🤖 AI Summary
To address factual hallucinations and the lack of verifiable sourcing in Large Language Model (LLM)-based Conversational Shopping Agents (CSAs) for e-commerce, this paper proposes a production-oriented “citation experience” paradigm. Our method integrates In-Context Learning (ICL) with Multi-User Interface (MUI) reasoning, enabling automatic response attribution and clickable knowledge-source rendering—without modifying existing interaction logic. We further design automated evaluation metrics and a scalable benchmark, validated on real-world e-commerce data. Results show a 13.83% improvement in LLM response grounding fidelity, significantly enhancing information transparency, verifiability, and user trust. To our knowledge, this is the first work to systematically introduce a lightweight, deployable citation generation mechanism into e-commerce dialogue systems, offering a practical, trustworthy pathway for production-grade CSAs.
📝 Abstract
With the advancement of conversational large language models (LLMs), several LLM-based Conversational Shopping Agents (CSA) have been developed to help customers answer questions and smooth their shopping journey in e-commerce domain. The primary objective in building a trustworthy CSA is to ensure the agent's responses are accurate and factually grounded, which is essential for building customer trust and encouraging continuous engagement. However, two challenges remain. First, LLMs produce hallucinated or unsupported claims. Such inaccuracies risk spreading misinformation and diminishing customer trust. Second, without providing knowledge source attribution in CSA response, customers struggle to verify LLM-generated information. To address these challenges, we present an easily productionized solution that enables a"citation experience"utilizing In-context Learning (ICL) and Multi-UX-Inference (MUI) to generate responses with citations to attribute its original sources without interfering other existing UX features.

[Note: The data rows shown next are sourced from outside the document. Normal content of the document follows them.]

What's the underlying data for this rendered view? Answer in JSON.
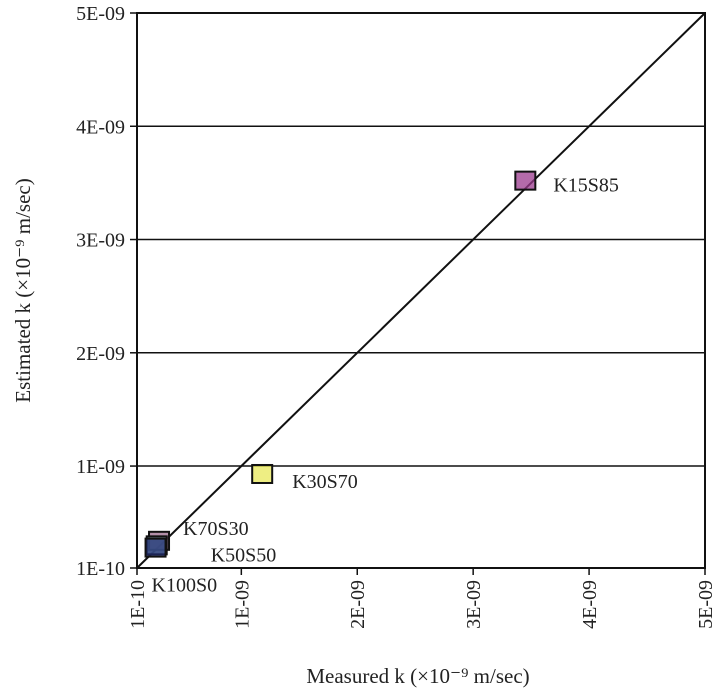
{
  "chart_data": {
    "type": "scatter",
    "title": "",
    "xlabel": "Measured k (×10⁻⁹ m/sec)",
    "ylabel": "Estimated k (×10⁻⁹ m/sec)",
    "xlim": [
      1e-10,
      5e-09
    ],
    "ylim": [
      1e-10,
      5e-09
    ],
    "grid": "horizontal",
    "x_ticks": [
      {
        "value": 1e-10,
        "label": "1E-10"
      },
      {
        "value": 1e-09,
        "label": "1E-09"
      },
      {
        "value": 2e-09,
        "label": "2E-09"
      },
      {
        "value": 3e-09,
        "label": "3E-09"
      },
      {
        "value": 4e-09,
        "label": "4E-09"
      },
      {
        "value": 5e-09,
        "label": "5E-09"
      }
    ],
    "y_ticks": [
      {
        "value": 1e-10,
        "label": "1E-10"
      },
      {
        "value": 1e-09,
        "label": "1E-09"
      },
      {
        "value": 2e-09,
        "label": "2E-09"
      },
      {
        "value": 3e-09,
        "label": "3E-09"
      },
      {
        "value": 4e-09,
        "label": "4E-09"
      },
      {
        "value": 5e-09,
        "label": "5E-09"
      }
    ],
    "reference_line": {
      "type": "1:1",
      "from": [
        1e-10,
        1e-10
      ],
      "to": [
        5e-09,
        5e-09
      ]
    },
    "points": [
      {
        "label": "K15S85",
        "x": 3.45e-09,
        "y": 3.52e-09,
        "color": "#9b3a8e"
      },
      {
        "label": "K30S70",
        "x": 1.18e-09,
        "y": 9.3e-10,
        "color": "#e8e85a"
      },
      {
        "label": "K70S30",
        "x": 2.9e-10,
        "y": 3.4e-10,
        "color": "#9a6a8c"
      },
      {
        "label": "K50S50",
        "x": 2.7e-10,
        "y": 3e-10,
        "color": "#8fc4d6"
      },
      {
        "label": "K100S0",
        "x": 2.6e-10,
        "y": 2.8e-10,
        "color": "#1f2a6b"
      }
    ]
  }
}
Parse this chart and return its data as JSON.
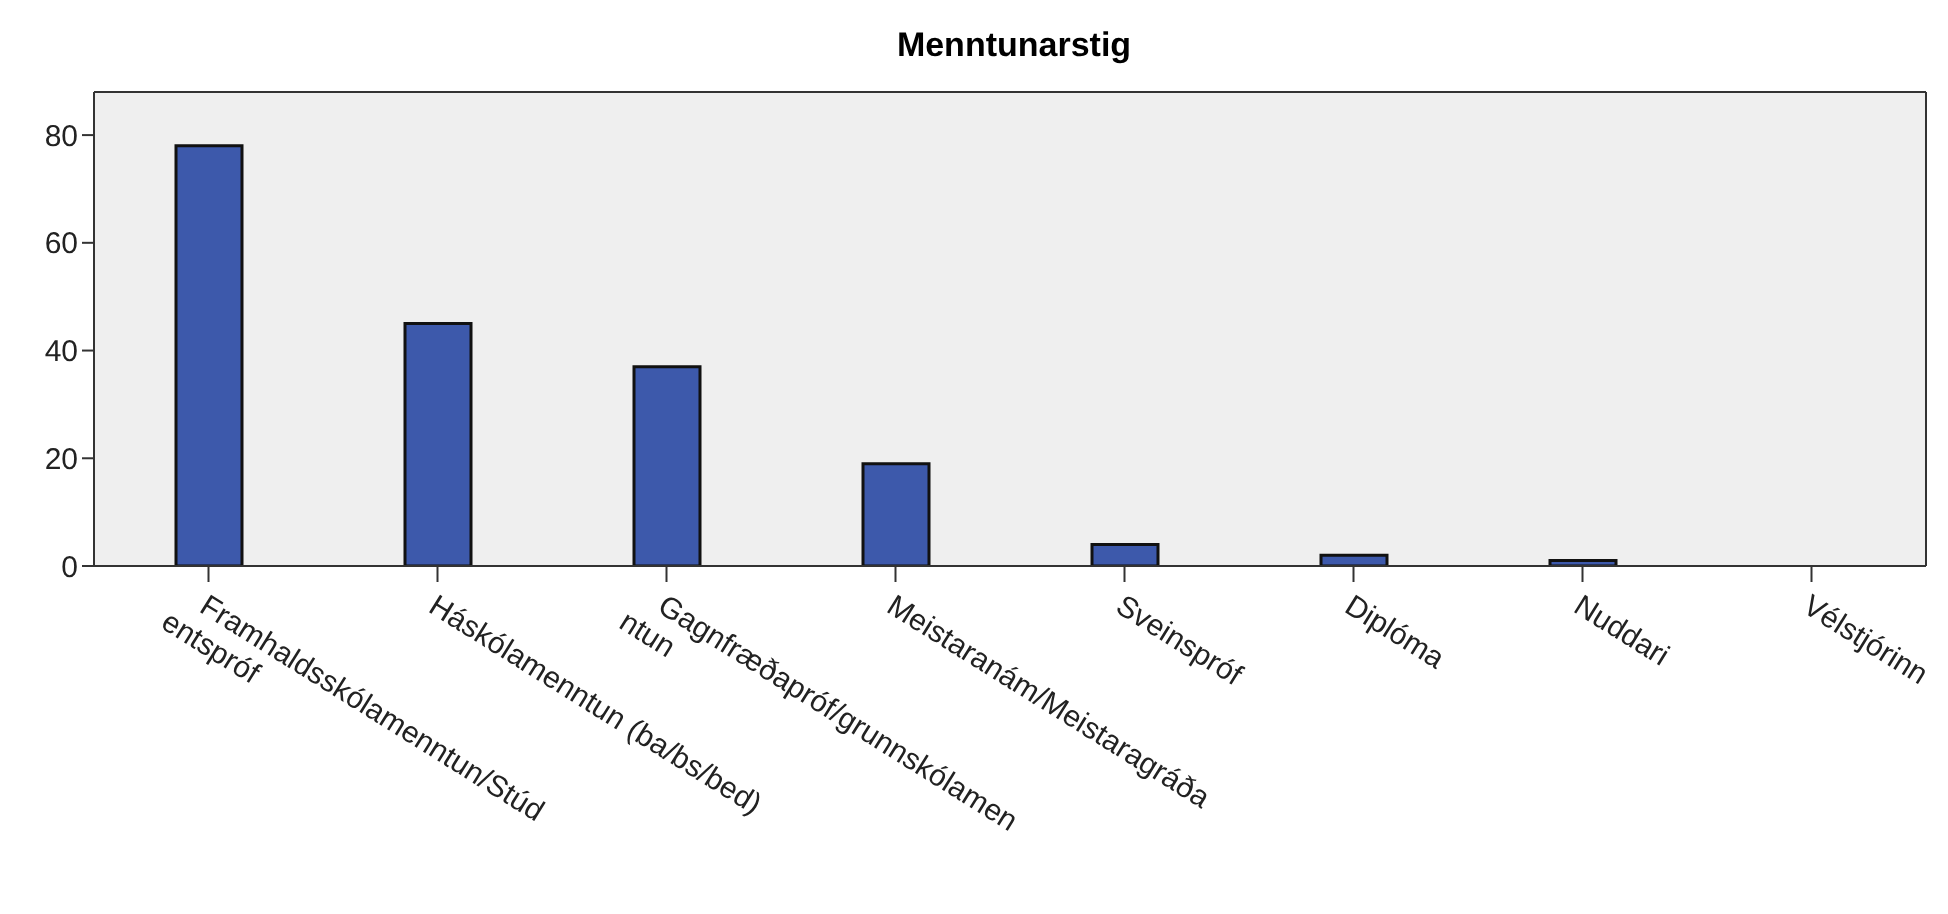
{
  "chart_data": {
    "type": "bar",
    "title": "Menntunarstig",
    "categories": [
      "Framhaldsskólamenntun/Stúd\nentspróf",
      "Háskólamenntun (ba/bs/bed)",
      "Gagnfræðapróf/grunnskólamen\nntun",
      "Meistaranám/Meistaragráða",
      "Sveinspróf",
      "Diplóma",
      "Nuddari",
      "Vélstjórinn"
    ],
    "values": [
      78,
      45,
      37,
      19,
      4,
      2,
      1,
      0
    ],
    "color": "#3d59ab",
    "ylim": [
      0,
      88
    ],
    "yticks": [
      0,
      20,
      40,
      60,
      80
    ],
    "grid": false
  }
}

With proper UX design, these citation marks can be linked to the related product information and display the source to our customers. In this work, we also build auto-metrics and scalable benchmarks to holistically evaluate LLM's grounding and attribution capabilities. Our experiments demonstrate that incorporating this citation generation paradigm can substantially enhance the grounding of LLM responses by 13.83% on the real-world data. As such, our solution not only addresses the immediate challenges of LLM grounding issues but also adds transparency to conversational AI.